The Boomers were the original two-working-parents generation, making their kids first latchkey children. That's why the references to technology (like microwave ovens) are one generation off. It wasn't the Boomers themselves who were latchkeys because their mothers stayed home when their fathers went back to work after the war.
Fortunately for the kids, they had their Boomer parents and their WWII grandparents as role models of individual independence.
It's too bad that the latchkeys didn't pass those traits onto their own children.
-PJ
Yep. We got a microwave in the 70s (we were early adopters) and there were no microwave TV dinners. I remember THE first thing was a reasonably decent mac and cheese somebody made for them. It took food companies at least until the 80s to start developing microwavable meals.

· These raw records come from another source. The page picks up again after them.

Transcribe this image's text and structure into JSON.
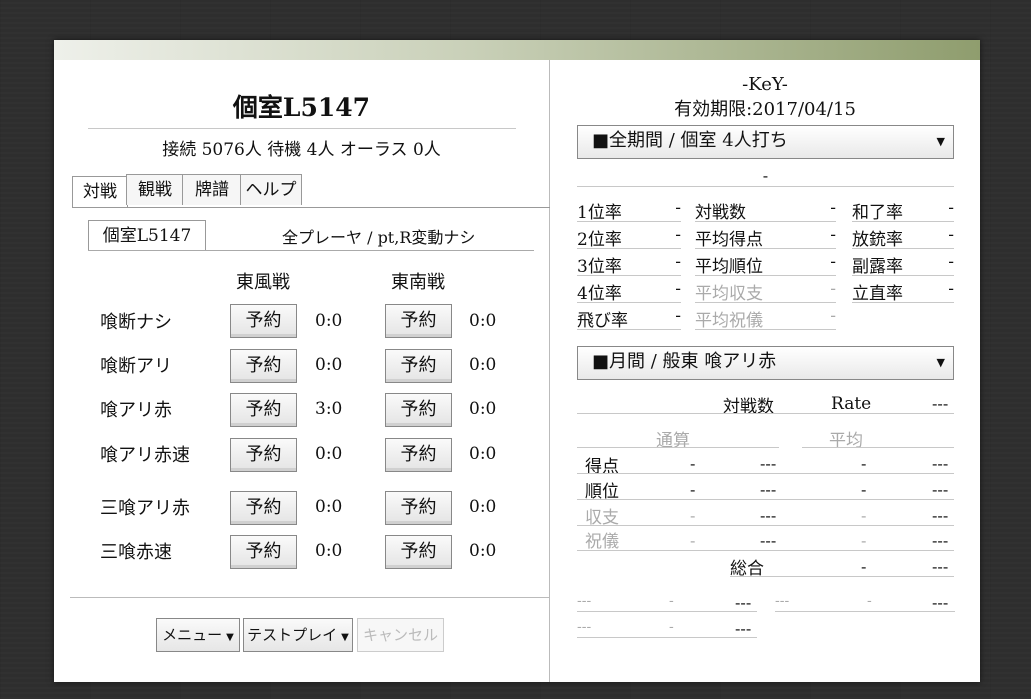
{
  "header": {
    "room_title": "個室L5147",
    "status": "接続 5076人 待機 4人 オーラス 0人"
  },
  "tabs": [
    "対戦",
    "観戦",
    "牌譜",
    "ヘルプ"
  ],
  "subtabs": {
    "active": "個室L5147",
    "info": "全プレーヤ / pt,R変動ナシ"
  },
  "columns": {
    "east": "東風戦",
    "south": "東南戦"
  },
  "reserve_label": "予約",
  "rows": [
    {
      "label": "喰断ナシ",
      "east_score": "0:0",
      "south_score": "0:0"
    },
    {
      "label": "喰断アリ",
      "east_score": "0:0",
      "south_score": "0:0"
    },
    {
      "label": "喰アリ赤",
      "east_score": "3:0",
      "south_score": "0:0"
    },
    {
      "label": "喰アリ赤速",
      "east_score": "0:0",
      "south_score": "0:0"
    },
    {
      "label": "三喰アリ赤",
      "east_score": "0:0",
      "south_score": "0:0"
    },
    {
      "label": "三喰赤速",
      "east_score": "0:0",
      "south_score": "0:0"
    }
  ],
  "footer": {
    "menu": "メニュー",
    "test_play": "テストプレイ",
    "cancel": "キャンセル"
  },
  "profile": {
    "name": "-KeY-",
    "expiry": "有効期限:2017/04/15"
  },
  "dropdown1": {
    "selected": "■全期間 / 個室 4人打ち"
  },
  "summary_dash": "-",
  "stats": {
    "col1": [
      {
        "label": "1位率",
        "value": "-"
      },
      {
        "label": "2位率",
        "value": "-"
      },
      {
        "label": "3位率",
        "value": "-"
      },
      {
        "label": "4位率",
        "value": "-"
      },
      {
        "label": "飛び率",
        "value": "-"
      }
    ],
    "col2": [
      {
        "label": "対戦数",
        "value": "-"
      },
      {
        "label": "平均得点",
        "value": "-"
      },
      {
        "label": "平均順位",
        "value": "-"
      },
      {
        "label": "平均収支",
        "value": "-"
      },
      {
        "label": "平均祝儀",
        "value": "-"
      }
    ],
    "col3": [
      {
        "label": "和了率",
        "value": "-"
      },
      {
        "label": "放銃率",
        "value": "-"
      },
      {
        "label": "副露率",
        "value": "-"
      },
      {
        "label": "立直率",
        "value": "-"
      }
    ]
  },
  "dropdown2": {
    "selected": "■月間 / 般東 喰アリ赤"
  },
  "monthly": {
    "games_label": "対戦数",
    "rate_label": "Rate",
    "rate_value": "---",
    "total_header": "通算",
    "avg_header": "平均",
    "rows": [
      {
        "label": "得点",
        "a": "-",
        "b": "---",
        "c": "-",
        "d": "---"
      },
      {
        "label": "順位",
        "a": "-",
        "b": "---",
        "c": "-",
        "d": "---"
      },
      {
        "label": "収支",
        "a": "-",
        "b": "---",
        "c": "-",
        "d": "---"
      },
      {
        "label": "祝儀",
        "a": "-",
        "b": "---",
        "c": "-",
        "d": "---"
      }
    ],
    "overall_label": "総合",
    "overall_a": "-",
    "overall_b": "---"
  },
  "extra": [
    {
      "a": "---",
      "b": "-",
      "c": "---"
    },
    {
      "a": "---",
      "b": "-",
      "c": "---"
    },
    {
      "a": "---",
      "b": "-",
      "c": "---"
    }
  ]
}
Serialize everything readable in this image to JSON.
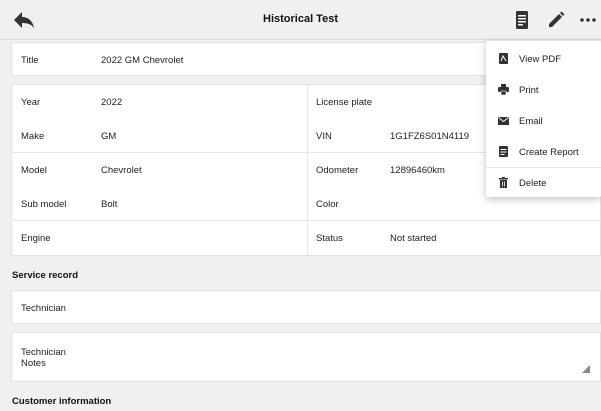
{
  "header": {
    "title": "Historical Test",
    "back_icon": "arrow-back-icon",
    "report_icon": "report-icon",
    "edit_icon": "pencil-icon",
    "more_icon": "more-horizontal-icon"
  },
  "title_field": {
    "label": "Title",
    "value": "2022 GM Chevrolet"
  },
  "vehicle": {
    "left": [
      {
        "label": "Year",
        "value": "2022"
      },
      {
        "label": "Make",
        "value": "GM"
      },
      {
        "label": "Model",
        "value": "Chevrolet"
      },
      {
        "label": "Sub model",
        "value": "Bolt"
      },
      {
        "label": "Engine",
        "value": ""
      }
    ],
    "right": [
      {
        "label": "License plate",
        "value": ""
      },
      {
        "label": "VIN",
        "value": "1G1FZ6S01N4119"
      },
      {
        "label": "Odometer",
        "value": "12896460km"
      },
      {
        "label": "Color",
        "value": ""
      },
      {
        "label": "Status",
        "value": "Not started"
      }
    ]
  },
  "service_record": {
    "title": "Service record",
    "technician_label": "Technician",
    "notes_label_line1": "Technician",
    "notes_label_line2": "Notes"
  },
  "customer_info": {
    "title": "Customer information"
  },
  "menu": {
    "items": [
      {
        "label": "View PDF",
        "icon": "pdf-icon"
      },
      {
        "label": "Print",
        "icon": "printer-icon"
      },
      {
        "label": "Email",
        "icon": "email-icon"
      },
      {
        "label": "Create Report",
        "icon": "report-icon"
      },
      {
        "label": "Delete",
        "icon": "trash-icon"
      }
    ]
  },
  "colors": {
    "background": "#f0f0f0",
    "card": "#ffffff",
    "text": "#222222"
  }
}
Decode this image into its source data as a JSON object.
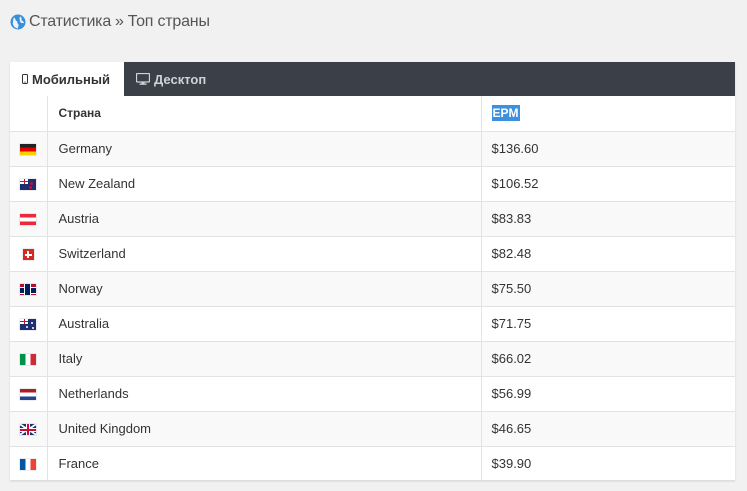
{
  "breadcrumb": {
    "root": "Статистика",
    "separator": "»",
    "current": "Топ страны"
  },
  "tabs": [
    {
      "label": "Мобильный",
      "icon": "mobile-icon",
      "active": true
    },
    {
      "label": "Десктоп",
      "icon": "desktop-icon",
      "active": false
    }
  ],
  "table": {
    "headers": {
      "country": "Страна",
      "epm": "EPM"
    },
    "rows": [
      {
        "flag": "de",
        "country": "Germany",
        "epm": "$136.60"
      },
      {
        "flag": "nz",
        "country": "New Zealand",
        "epm": "$106.52"
      },
      {
        "flag": "at",
        "country": "Austria",
        "epm": "$83.83"
      },
      {
        "flag": "ch",
        "country": "Switzerland",
        "epm": "$82.48"
      },
      {
        "flag": "no",
        "country": "Norway",
        "epm": "$75.50"
      },
      {
        "flag": "au",
        "country": "Australia",
        "epm": "$71.75"
      },
      {
        "flag": "it",
        "country": "Italy",
        "epm": "$66.02"
      },
      {
        "flag": "nl",
        "country": "Netherlands",
        "epm": "$56.99"
      },
      {
        "flag": "gb",
        "country": "United Kingdom",
        "epm": "$46.65"
      },
      {
        "flag": "fr",
        "country": "France",
        "epm": "$39.90"
      }
    ]
  },
  "colors": {
    "tab_bar": "#3a3f48",
    "highlight": "#3d8fe0",
    "globe": "#3a8fd9"
  }
}
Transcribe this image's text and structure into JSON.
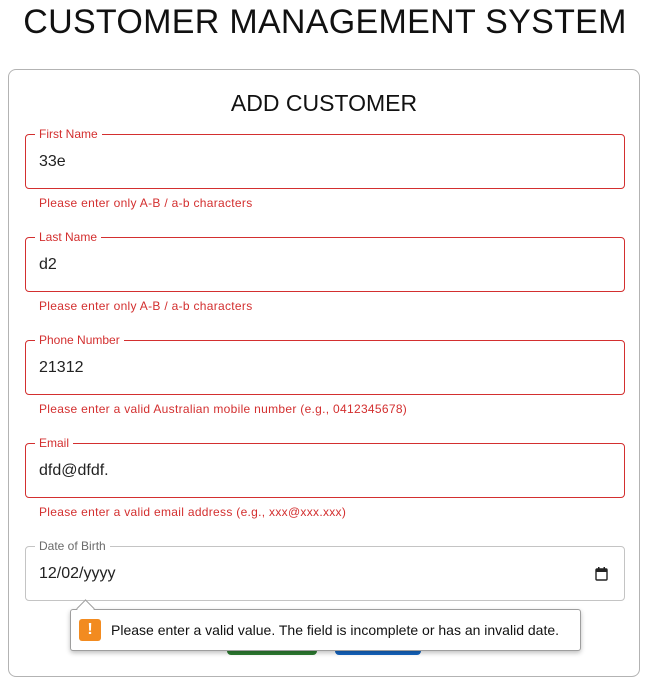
{
  "header": {
    "title": "CUSTOMER MANAGEMENT SYSTEM"
  },
  "form": {
    "title": "ADD CUSTOMER",
    "fields": [
      {
        "label": "First Name",
        "value": "33e",
        "error": "Please enter only A-B / a-b characters"
      },
      {
        "label": "Last Name",
        "value": "d2",
        "error": "Please enter only A-B / a-b characters"
      },
      {
        "label": "Phone Number",
        "value": "21312",
        "error": "Please enter a valid Australian mobile number (e.g., 0412345678)"
      },
      {
        "label": "Email",
        "value": "dfd@dfdf.",
        "error": "Please enter a valid email address (e.g., xxx@xxx.xxx)"
      },
      {
        "label": "Date of Birth",
        "value": "12/02/yyyy",
        "icon": "calendar-icon"
      }
    ]
  },
  "validation_tooltip": {
    "icon": "warning-icon",
    "message": "Please enter a valid value. The field is incomplete or has an invalid date."
  },
  "colors": {
    "error": "#d32f2f",
    "primary_button": "#2e7d32",
    "secondary_button": "#1565c0",
    "warning": "#f28b20"
  }
}
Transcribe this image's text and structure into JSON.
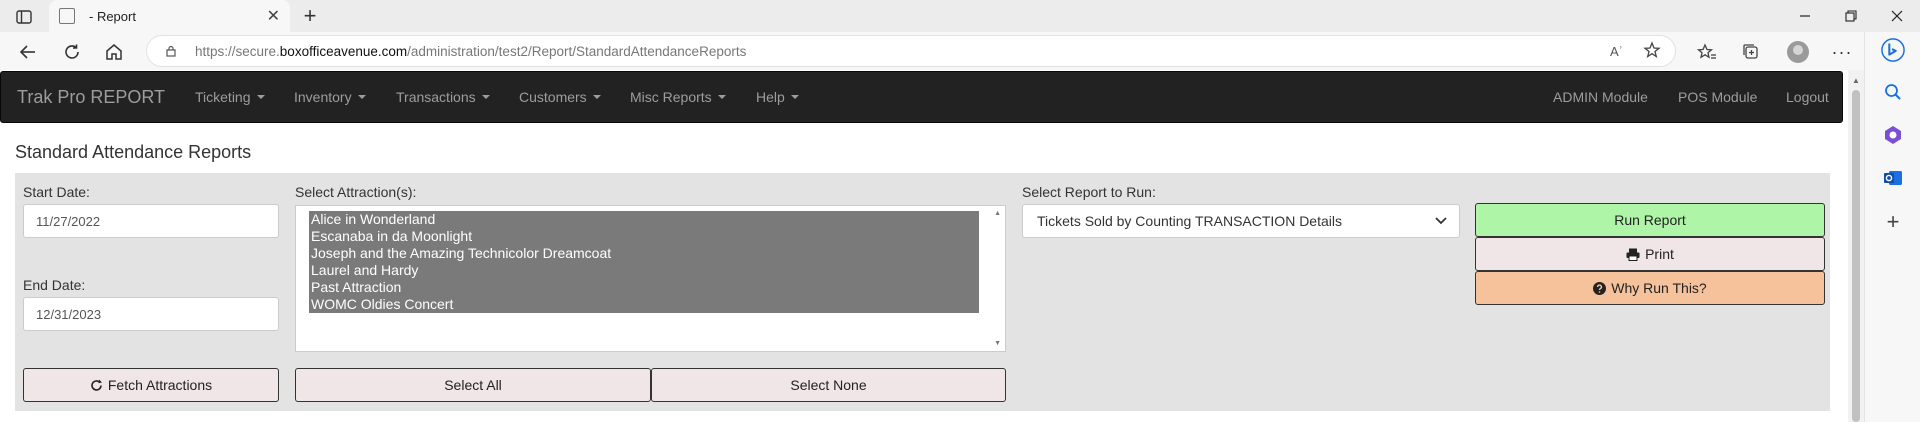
{
  "browser": {
    "tab_title": "- Report",
    "url_host_prefix": "https://secure.",
    "url_host": "boxofficeavenue.com",
    "url_path": "/administration/test2/Report/StandardAttendanceReports",
    "read_aloud_label": "Aʾ"
  },
  "nav": {
    "brand": "Trak Pro REPORT",
    "menus": [
      "Ticketing",
      "Inventory",
      "Transactions",
      "Customers",
      "Misc Reports",
      "Help"
    ],
    "right_links": [
      "ADMIN Module",
      "POS Module",
      "Logout"
    ]
  },
  "page": {
    "title": "Standard Attendance Reports",
    "start_date_label": "Start Date:",
    "start_date_value": "11/27/2022",
    "end_date_label": "End Date:",
    "end_date_value": "12/31/2023",
    "attractions_label": "Select Attraction(s):",
    "attractions": [
      "Alice in Wonderland",
      "Escanaba in da Moonlight",
      "Joseph and the Amazing Technicolor Dreamcoat",
      "Laurel and Hardy",
      "Past Attraction",
      "WOMC Oldies Concert"
    ],
    "report_label": "Select Report to Run:",
    "report_selected": "Tickets Sold by Counting TRANSACTION Details",
    "buttons": {
      "fetch": "Fetch Attractions",
      "select_all": "Select All",
      "select_none": "Select None",
      "run": "Run Report",
      "print": "Print",
      "why": "Why Run This?"
    }
  },
  "colors": {
    "run_button": "#aef5a8",
    "why_button": "#f6c29b",
    "neutral_button": "#f0e6e8",
    "navbar": "#222222",
    "panel": "#e3e3e3",
    "selected_option": "#7a7a7a"
  }
}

Also, we didn’t have TV remotes in the 70s....maybe the very late 70s. I distinctly remember arguing over whose turn it was to get up and change the channel...of the 4 channels we had in the 70s.
The writer has clearly mistaken Gen X for Boomers. We were the latch key kids. Gen X are not Boomers.
Don't be so certain of that, I'm a Boomer, born in 1950 and my parents both worked. My Mom worked as a secretary so my brother and I were latchkey kids and many of my friends were too.
I - as a Gen Xer - used to have a lot of fun telling my leftist Boomer College Profs that I “didn’t trust anyone over 30” (always said with a big shit eating grin).
They didn’t like that taste of their own medicine very much. LOL!
I said “usually.” Where I lived I knew of no latch key kids in the 1960s.